A lawsuit by a former Republican state representative from Clackamas and a lawyer from Lake Oswego have asked the Oregon Supreme Court to overturn the legislative redistricting plan passed by the Legislature's Democratic majorities.
Patrick Sheehan, a real estate agent who was in the Oregon House for one term a decade ago, and Samantha Hazel are represented by Kevin Mannix, a Salem lawyer, former legislator and two-time candidate for both attorney general and governor and 2008 candidate for the 5th District congressional seat. Mannix was a Democrat when first elected to the House in 1988, but he became a Republican in 1997, after he lost his first bid for attorney general in the 1996 Democratic primary.
In their suit filed by the deadline of Monday, Oct. 25, they asked the high court to substitute the "Equitable Map Oregon Plan."
They allege that the plan approved in Senate Bill 882 on Sept. 27 violated the legal standards for legislative redistricting, that there were no in-person public hearings and that the hearings that were held focused only on plans submitted by the Democratic and Republican caucuses.
"Failure to consider nonpartisan maps, or even allow testimony on those maps, even when their submission was allowed, violated" Oregon law, the suit alleges.
"This showed that the legislative districts were drawn not based on public input, but instead in regard to the preferences of Oregon's two major political parties.
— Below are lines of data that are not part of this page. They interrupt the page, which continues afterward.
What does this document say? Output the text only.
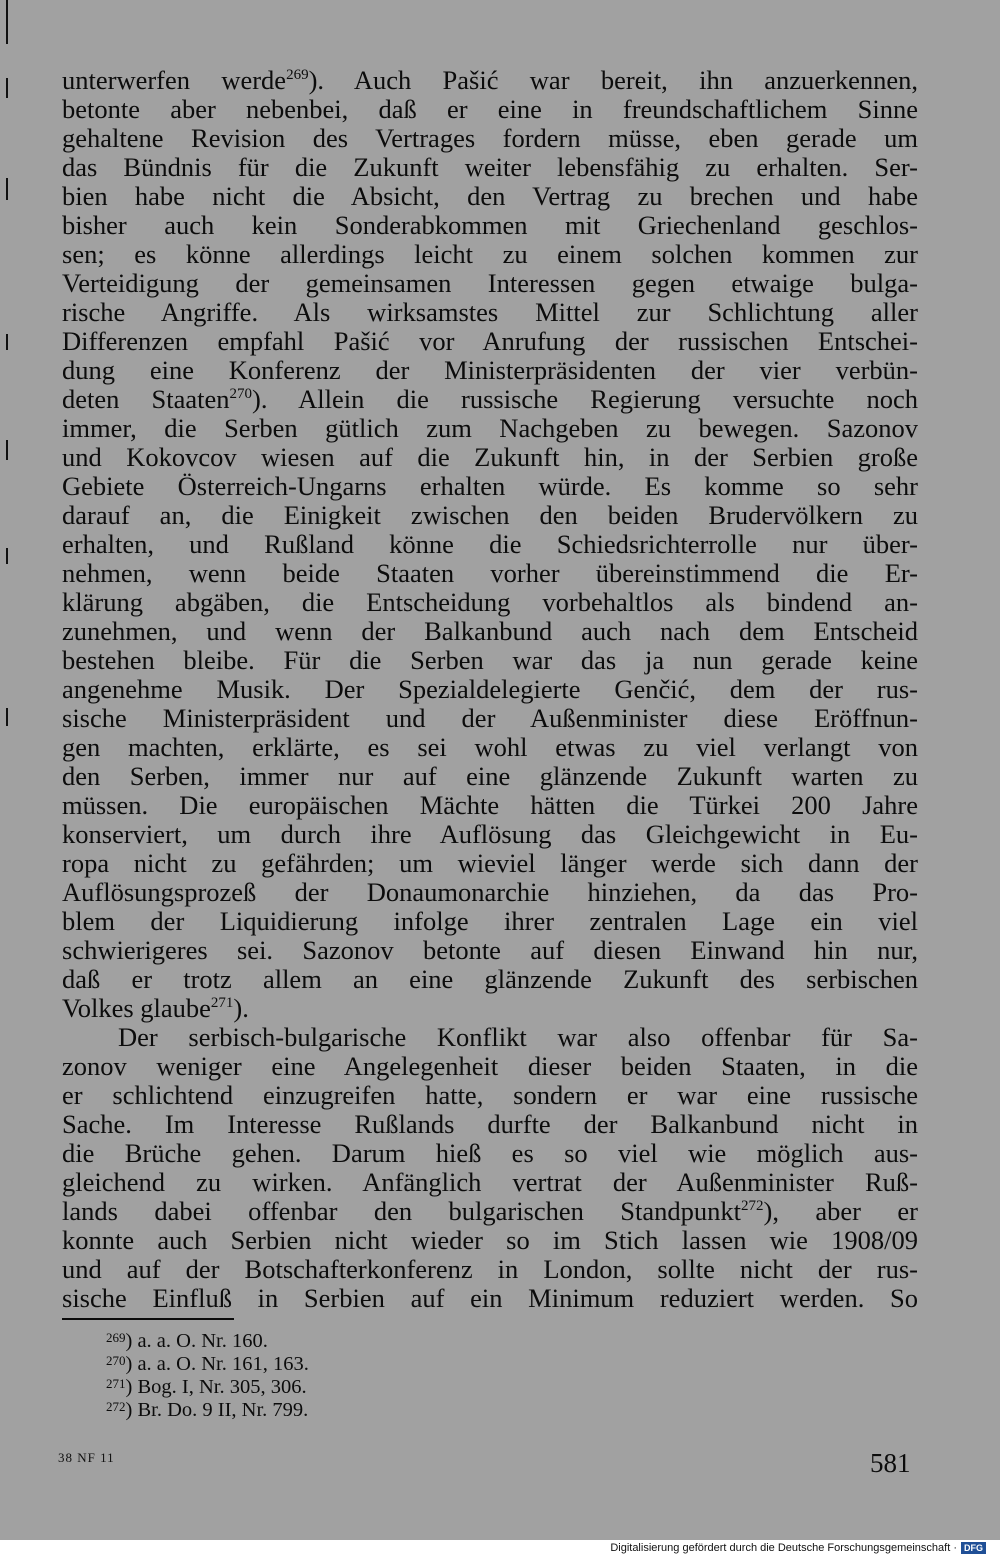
unterwerfen werde$^{269}$). Auch Pašić war bereit, ihn anzuerkennen,
betonte aber nebenbei, daß er eine in freundschaftlichem Sinne
gehaltene Revision des Vertrages fordern müsse, eben gerade um
das Bündnis für die Zukunft weiter lebensfähig zu erhalten. Ser-
bien habe nicht die Absicht, den Vertrag zu brechen und habe
bisher auch kein Sonderabkommen mit Griechenland geschlos-
sen; es könne allerdings leicht zu einem solchen kommen zur
Verteidigung der gemeinsamen Interessen gegen etwaige bulga-
rische Angriffe. Als wirksamstes Mittel zur Schlichtung aller
Differenzen empfahl Pašić vor Anrufung der russischen Entschei-
dung eine Konferenz der Ministerpräsidenten der vier verbün-
deten Staaten$^{270}$). Allein die russische Regierung versuchte noch
immer, die Serben gütlich zum Nachgeben zu bewegen. Sazonov
und Kokovcov wiesen auf die Zukunft hin, in der Serbien große
Gebiete Österreich-Ungarns erhalten würde. Es komme so sehr
darauf an, die Einigkeit zwischen den beiden Brudervölkern zu
erhalten, und Rußland könne die Schiedsrichterrolle nur über-
nehmen, wenn beide Staaten vorher übereinstimmend die Er-
klärung abgäben, die Entscheidung vorbehaltlos als bindend an-
zunehmen, und wenn der Balkanbund auch nach dem Entscheid
bestehen bleibe. Für die Serben war das ja nun gerade keine
angenehme Musik. Der Spezialdelegierte Genčić, dem der rus-
sische Ministerpräsident und der Außenminister diese Eröffnun-
gen machten, erklärte, es sei wohl etwas zu viel verlangt von
den Serben, immer nur auf eine glänzende Zukunft warten zu
müssen. Die europäischen Mächte hätten die Türkei 200 Jahre
konserviert, um durch ihre Auflösung das Gleichgewicht in Eu-
ropa nicht zu gefährden; um wieviel länger werde sich dann der
Auflösungsprozeß der Donaumonarchie hinziehen, da das Pro-
blem der Liquidierung infolge ihrer zentralen Lage ein viel
schwierigeres sei. Sazonov betonte auf diesen Einwand hin nur,
daß er trotz allem an eine glänzende Zukunft des serbischen
Volkes glaube$^{271}$).
Der serbisch-bulgarische Konflikt war also offenbar für Sa-
zonov weniger eine Angelegenheit dieser beiden Staaten, in die
er schlichtend einzugreifen hatte, sondern er war eine russische
Sache. Im Interesse Rußlands durfte der Balkanbund nicht in
die Brüche gehen. Darum hieß es so viel wie möglich aus-
gleichend zu wirken. Anfänglich vertrat der Außenminister Ruß-
lands dabei offenbar den bulgarischen Standpunkt$^{272}$), aber er
konnte auch Serbien nicht wieder so im Stich lassen wie 1908/09
und auf der Botschafterkonferenz in London, sollte nicht der rus-
sische Einfluß in Serbien auf ein Minimum reduziert werden. So
$^{269}$) a. a. O. Nr. 160.
$^{270}$) a. a. O. Nr. 161, 163.
$^{271}$) Bog. I, Nr. 305, 306.
$^{272}$) Br. Do. 9 II, Nr. 799.
38 NF 11	581
Digitalisierung gefördert durch die Deutsche Forschungsgemeinschaft · DFG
The redistricting process was limited to maps that use political party preferences as a basis. This favored the two major political parties of Oregon, and nothing else."
They said they vetted the fairness of their plan via the Campaign Legal Center, a nonprofit, nonpartisan government watchdog group. The center, based in Washington, D.C., has a tool to measure whether a plan is tilted toward one party or another. Its website said the legislative districting plans in effect in Oregon during the last decade were not skewed in favor of Democrats or Republicans.
Challenges to a legislative redistricting plan go directly to the Supreme Court.
Lawyers for the Legislature and the Oregon Department of Justice have until Nov. 8 to respond to the court about why the approved plan complies with legal and constitutional requirements.
The justices have until Nov. 22 to decide the lawsuit.
If the court decides no changes are required, the plan takes effect Jan. 1 for the 2022 election cycle.
If the court decides there should be changes, an opinion specifying them will be issued by Dec. 6, and Secretary of State Shemia Fagan, the state's chief elections officer, would submit proposed changes by Jan. 17. The court would then face a final deadline of Jan. 31; the amended plan would become final on Feb. 1, slightly more than a month before the March 8 filing deadline for the 2022 primary election.
A separate challenge, led by former Secretary of State Bev Clarno, has been filed against the congressional redistricting plan that lawmakers also approved on Sept. 27. Though the Supreme Court is also the ultimate arbiter of that plan, the initial review will be conducted by a panel of five retired judges named by Chief Justice Martha Walters.
Among the legal standards for redistricting are that districts must be contiguous, be of equal population, use existing geographic and political boundaries, not divide communities of common interest and be connected by transportation links. Districts also cannot be drawn to favor a political party, incumbent legislator or other person and cannot dilute the voting strength of any language or minority group.
Two House districts must be nestled within the boundaries of a single Senate district. Oregon has 30 Senate and 60 House districts.
The Senate and House redistricting committees had planned a series of in-person public hearings around Oregon when they released draft maps on Sept. 3, following the Aug. 12 release of 2020 federal census-block data used to draw maps to account for population shifts in the past decade.
But the onset of the delta variant of the COVID-19 coronavirus compelled the committees to revert to a series of virtual hearings — two for each of Oregon's five existing U.S. House districts — between Sept. 8 and 13. Committees conducted all hearings and votes online during the 2021 regular session that ended June 26.
No challenges were filed to the 2011 plan that lawmakers came up with for Senate and House districts, the first time in a century that happened in Oregon. The House was split at 30-30; the Senate, 16 Democrats and 14 Republicans.
About a dozen lawsuits were filed against the 2001 legislative redistricting plan drawn up by Secretary of State Bill Bradbury, a Democrat, after Democratic Gov. John Kitzhaber vetoed a plan by Republican legislative majorities which initially attempted to impose one by a resolution that does not require the governor's approval. (The Supreme Court ruled later that lawmakers cannot bypass the usual process for legislation when they do redistricting.)
The justices ordered a single correction relating to the population of the federal prison in Sheridan. Bradbury had already acknowledged an error and corrected it.